Asset-Based Lending offers several advantages over traditional forms of financing, including lower interest rates, flexible repayment terms, and faster approval times. However, there are also some risks associated with this type of lending, such as higher fees and potential loss if you default on your loan.

Why do rich people borrow against assets? ›

Step 2: Borrow Against Assets

The family does NOT owe taxes on its asset-leveraged loans because the government doesn't tax borrowed money. Wealthy family uses its untaxed wealth to access significant amounts of untaxed cash to live luxuriously while continuing to grow its wealth, untaxed, indefinitely.

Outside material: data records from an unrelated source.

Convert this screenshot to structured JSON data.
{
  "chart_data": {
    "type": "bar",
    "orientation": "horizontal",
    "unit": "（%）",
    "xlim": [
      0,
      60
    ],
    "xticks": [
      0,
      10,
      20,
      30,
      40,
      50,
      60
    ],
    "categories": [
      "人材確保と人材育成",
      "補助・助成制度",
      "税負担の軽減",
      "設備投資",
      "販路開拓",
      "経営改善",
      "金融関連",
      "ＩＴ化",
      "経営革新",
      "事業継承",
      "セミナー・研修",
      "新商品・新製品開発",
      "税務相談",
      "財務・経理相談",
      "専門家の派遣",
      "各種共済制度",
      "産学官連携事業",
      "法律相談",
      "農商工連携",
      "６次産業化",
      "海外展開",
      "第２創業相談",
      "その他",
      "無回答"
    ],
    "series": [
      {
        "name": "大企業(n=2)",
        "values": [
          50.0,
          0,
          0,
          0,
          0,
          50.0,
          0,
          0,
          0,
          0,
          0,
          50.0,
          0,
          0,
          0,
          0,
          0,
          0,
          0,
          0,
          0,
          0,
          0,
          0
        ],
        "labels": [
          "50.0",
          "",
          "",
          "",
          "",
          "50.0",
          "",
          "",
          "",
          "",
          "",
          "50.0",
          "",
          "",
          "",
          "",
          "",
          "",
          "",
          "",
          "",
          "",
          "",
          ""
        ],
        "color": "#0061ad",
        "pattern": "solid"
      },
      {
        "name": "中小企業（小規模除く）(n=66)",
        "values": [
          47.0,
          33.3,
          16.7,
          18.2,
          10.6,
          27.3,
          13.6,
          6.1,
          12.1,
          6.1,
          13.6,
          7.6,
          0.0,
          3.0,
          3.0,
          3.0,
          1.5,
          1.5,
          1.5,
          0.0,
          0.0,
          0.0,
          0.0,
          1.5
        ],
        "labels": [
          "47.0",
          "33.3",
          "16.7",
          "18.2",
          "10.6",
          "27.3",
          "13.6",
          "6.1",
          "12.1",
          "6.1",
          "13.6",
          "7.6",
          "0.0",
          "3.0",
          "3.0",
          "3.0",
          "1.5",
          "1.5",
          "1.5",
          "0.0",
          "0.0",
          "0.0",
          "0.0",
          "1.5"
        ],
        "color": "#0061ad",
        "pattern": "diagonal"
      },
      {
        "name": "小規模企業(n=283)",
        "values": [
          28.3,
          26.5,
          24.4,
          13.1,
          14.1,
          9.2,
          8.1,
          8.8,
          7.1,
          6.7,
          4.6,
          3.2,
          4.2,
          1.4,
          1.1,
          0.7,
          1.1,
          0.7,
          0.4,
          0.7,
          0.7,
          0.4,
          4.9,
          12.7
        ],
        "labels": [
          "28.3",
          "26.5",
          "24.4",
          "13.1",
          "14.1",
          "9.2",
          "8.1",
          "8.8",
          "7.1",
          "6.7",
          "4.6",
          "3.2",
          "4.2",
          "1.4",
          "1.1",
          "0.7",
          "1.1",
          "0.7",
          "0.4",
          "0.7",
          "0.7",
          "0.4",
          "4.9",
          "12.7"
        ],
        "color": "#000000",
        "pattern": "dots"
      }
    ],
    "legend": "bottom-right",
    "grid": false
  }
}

What are the risks of asset based financing? ›

Risk of losing valuable assets

In the event the business fails to repay the loan, the lender can seize the asset that was pledged as collateral to secure the loan or line of credit. The collateral may be sold by the lender to recover the money that was issued to the borrower.

What is a major drawback of asset-based valuation? ›

That said, asset-based valuation is not without its drawbacks. Unlike other methods, such as the income approach, the asset-based method disregards a company's prospective earnings.

Is a house considered an asset? ›

An asset is anything you own that adds financial value, as opposed to a liability, which is money you owe. Examples of personal assets include: Your home. Other property, such as a rental house or commercial property.

Why borrow against assets? ›

Borrowing against assets can offer potential benefits including a minimal or streamlined application process and the potential for favorable interest rates.

How to borrow against assets to avoid capital gains? ›

How does borrowing against assets help avoid capital gains tax? Borrowing against assets helps avoid capital gains tax because, by receiving loan proceeds without selling the assets, you're not realizing any capital gains. This strategy is often used through options like HELOC or SBLOC.

What is the difference between asset-based lending and collateral? ›

Asset-based lines require much less collateral than a bank will ask for. Asset-based lending advance percentages are much higher than the bank offers, meaning you do not have to put up as much collateral to obtain the same amount of money.

How big is the asset-based lending market? ›

Asset-based Lending Market was valued at USD 661.7 million in 2023 and is expected to grow at a CAGR of over 10% between 2024 & 2032. The market for asset-based lending (ABL) is growing due to economic expansion and recovery.

Can you get a mortgage based on assets? ›

The short answer is yes; you can use your assets instead of personal income to qualify for a home loan. However, additional documentation may be required to verify your qualifying assets.

What is the difference between asset finance and asset-based lending? ›

Asset financing lets a business borrow money to purchase assets, while asset-based lending is when a company borrows money and uses what it already owns to guarantee payment. Both facilities help businesses expand and grow in operations, allowing them to increase their production capabilities.

What is the difference between asset-backed loans and mortgages? ›

First, unlike mortgage-backed securities, which mortgages can only collateralize, asset-backed guarantees can be backed by a range of assets. Second, borrowers often sell mortgage-backed securities to investors, whereas lenders typically sell asset-backed securities to investors.

How does an asset-based mortgage work? ›

With this type of lending, you will be borrowing against your assets. The amount you are granted for your loan, known as the borrowing base, will be established based on a percentage of the assets' value.